There are those who would argue that such incidents are not really a huge deal as they are unlikely to lead to identity theft.
There are those who would argue that such incidents are not really a huge deal because names and email addresses are often publicly available as “directory” information in different types of directories.
Many would acknowledge, though, that there are times when even “just a name” in a particular context could potentially harm an individual. As one example, having one’s name exposed on a list of HIV clinic patients could be socially devastating or cause other problems for employment. Similarly, having one’s name exposed as a member of a political organization could be embarrassing depending on the organization and the individual’s public position or statements.
Context matters in a discussion of privacy harm. And sometimes, a breach that may not seem particularly harmful at one point in time, may be viewed differently later.
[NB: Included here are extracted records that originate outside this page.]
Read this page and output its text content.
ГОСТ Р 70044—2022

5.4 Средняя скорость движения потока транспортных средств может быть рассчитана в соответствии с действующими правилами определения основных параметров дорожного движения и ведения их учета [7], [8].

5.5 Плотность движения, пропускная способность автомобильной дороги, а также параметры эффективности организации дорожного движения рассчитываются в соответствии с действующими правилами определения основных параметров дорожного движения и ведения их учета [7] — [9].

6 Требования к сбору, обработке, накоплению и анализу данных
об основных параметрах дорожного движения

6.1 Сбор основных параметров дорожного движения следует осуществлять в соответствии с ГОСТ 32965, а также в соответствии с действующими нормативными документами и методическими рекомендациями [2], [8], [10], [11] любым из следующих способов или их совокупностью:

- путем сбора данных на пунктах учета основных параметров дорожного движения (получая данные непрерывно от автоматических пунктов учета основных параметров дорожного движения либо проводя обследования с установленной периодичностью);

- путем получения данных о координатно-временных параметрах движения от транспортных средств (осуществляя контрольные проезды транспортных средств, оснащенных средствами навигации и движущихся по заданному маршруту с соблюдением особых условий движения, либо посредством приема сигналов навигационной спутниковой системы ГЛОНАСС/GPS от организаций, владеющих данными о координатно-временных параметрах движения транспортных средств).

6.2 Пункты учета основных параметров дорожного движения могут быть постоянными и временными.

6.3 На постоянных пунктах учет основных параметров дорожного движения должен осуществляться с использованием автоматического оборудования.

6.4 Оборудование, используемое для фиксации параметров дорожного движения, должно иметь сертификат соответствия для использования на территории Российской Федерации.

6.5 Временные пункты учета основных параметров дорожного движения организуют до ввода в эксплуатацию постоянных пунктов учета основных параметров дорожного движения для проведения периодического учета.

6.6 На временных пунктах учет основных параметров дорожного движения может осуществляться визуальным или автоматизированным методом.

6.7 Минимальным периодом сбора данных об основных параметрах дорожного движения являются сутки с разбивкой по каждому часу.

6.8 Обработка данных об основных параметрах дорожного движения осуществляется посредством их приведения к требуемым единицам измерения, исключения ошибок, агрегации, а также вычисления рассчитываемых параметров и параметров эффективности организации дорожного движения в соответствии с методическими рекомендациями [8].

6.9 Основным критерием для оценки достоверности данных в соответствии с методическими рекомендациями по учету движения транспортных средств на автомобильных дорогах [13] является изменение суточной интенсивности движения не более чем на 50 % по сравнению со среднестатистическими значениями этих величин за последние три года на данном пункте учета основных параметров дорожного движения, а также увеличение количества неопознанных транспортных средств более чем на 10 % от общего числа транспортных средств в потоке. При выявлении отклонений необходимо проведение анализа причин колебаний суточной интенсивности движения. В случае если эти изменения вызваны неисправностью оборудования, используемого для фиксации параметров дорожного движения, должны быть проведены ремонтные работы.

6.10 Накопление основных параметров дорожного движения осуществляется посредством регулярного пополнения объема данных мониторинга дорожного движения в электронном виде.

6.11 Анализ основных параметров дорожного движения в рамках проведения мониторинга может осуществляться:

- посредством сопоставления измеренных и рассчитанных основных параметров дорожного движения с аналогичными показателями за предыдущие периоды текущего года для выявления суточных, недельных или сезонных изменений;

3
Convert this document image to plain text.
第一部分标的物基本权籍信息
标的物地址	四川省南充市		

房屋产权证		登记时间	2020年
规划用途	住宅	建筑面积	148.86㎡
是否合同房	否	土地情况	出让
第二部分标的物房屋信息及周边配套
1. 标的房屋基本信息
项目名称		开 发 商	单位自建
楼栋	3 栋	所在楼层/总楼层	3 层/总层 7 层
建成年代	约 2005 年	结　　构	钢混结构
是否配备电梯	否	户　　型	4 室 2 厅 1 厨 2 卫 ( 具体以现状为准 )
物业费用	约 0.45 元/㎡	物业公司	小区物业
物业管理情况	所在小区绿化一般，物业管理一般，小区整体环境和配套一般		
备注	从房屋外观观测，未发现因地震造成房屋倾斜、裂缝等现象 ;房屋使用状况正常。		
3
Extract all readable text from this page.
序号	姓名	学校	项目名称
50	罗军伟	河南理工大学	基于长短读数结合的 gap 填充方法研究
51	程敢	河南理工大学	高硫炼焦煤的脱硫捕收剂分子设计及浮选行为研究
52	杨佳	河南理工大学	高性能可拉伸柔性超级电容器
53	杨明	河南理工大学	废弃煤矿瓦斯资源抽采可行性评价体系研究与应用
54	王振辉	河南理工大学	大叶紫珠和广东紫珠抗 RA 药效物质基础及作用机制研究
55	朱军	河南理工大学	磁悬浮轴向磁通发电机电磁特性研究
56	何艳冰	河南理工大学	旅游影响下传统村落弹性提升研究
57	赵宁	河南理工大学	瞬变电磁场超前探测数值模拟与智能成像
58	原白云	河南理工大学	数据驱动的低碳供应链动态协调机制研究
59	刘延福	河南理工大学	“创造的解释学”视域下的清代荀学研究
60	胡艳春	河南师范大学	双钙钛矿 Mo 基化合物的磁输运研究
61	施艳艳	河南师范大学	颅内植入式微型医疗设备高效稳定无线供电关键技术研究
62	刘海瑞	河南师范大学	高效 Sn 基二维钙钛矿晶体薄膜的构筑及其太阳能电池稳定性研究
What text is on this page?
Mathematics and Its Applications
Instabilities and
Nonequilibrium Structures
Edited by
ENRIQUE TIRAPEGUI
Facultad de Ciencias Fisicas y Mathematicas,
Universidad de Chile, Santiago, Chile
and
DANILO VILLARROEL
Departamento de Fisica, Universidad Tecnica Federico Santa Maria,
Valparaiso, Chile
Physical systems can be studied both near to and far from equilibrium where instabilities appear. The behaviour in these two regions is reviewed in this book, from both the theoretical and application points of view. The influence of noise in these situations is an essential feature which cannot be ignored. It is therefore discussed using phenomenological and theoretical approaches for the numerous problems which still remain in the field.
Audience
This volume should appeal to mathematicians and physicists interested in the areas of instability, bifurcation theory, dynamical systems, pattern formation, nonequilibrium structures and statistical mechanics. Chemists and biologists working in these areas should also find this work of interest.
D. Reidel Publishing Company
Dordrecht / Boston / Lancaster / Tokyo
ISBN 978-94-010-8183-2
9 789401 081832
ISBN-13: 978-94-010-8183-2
In February 2009, Ryan Singel reported that a leak of 58 WikiLeaks’ donors email addresses had been published to the WikiLeaks site after the organization had sent out a fund-raising appeal that revealed donors’ email addresses to each other. One of the recipients subsequently submitted the email to the site as a leaked file, perhaps to test the organization’s commitment to revealing leaked documents submitted to it.
The links in Ryan’s story to the files no longer appear to be working, but today Cryptome posted evidence of a second email from that same time period, involving 104 donors’ email addresses. John Young, who has been critical of WikiLeaks after initially offering it some support, redacted the email addresses before posting the email, and raises the question as to whether these email gaffes might have been intentional – to show donors that they there were part of a larger group.
But as sensitive as it might have seemed to some in February 2009 to be seen as a supporter of WikiLeaks, the question of whether the February 2009 exposures were truly accidental or an intentional decision on WikiLeaks’ part gains new importance because WikiLeaks became the target of a criminal investigation by the Department of Justice.
Have those whose names were exposed as donors suffered any harm or potential harm as a result of WikiLeaks’ revelation of their email addresses in 2009? Could they?
Could a list of email addresses provide some missing piece of datum that would permit other databases to be more accurately combined to reveal the identities of individuals who may have thought or hoped that they had achieved some degree of online anonymity or pseudoanonymity?
There have been a number of hacks of email lists recently. Many involve customer email lists and many do not involve passwords. But given that people often re-use the same username for various purposes, is it time, perhaps, to view breaches involving “only” names or email addresses a bit more seriously in terms of potential privacy harm?
Did WikiLeaks play fast and loose with their donors’ privacy? Was it really accidental that they sent out at least two emails during the same time period that revealed donors email addresses and/or names? And if it was an intentional decision at the time that they misrepresented as a mistake, do they regret it now?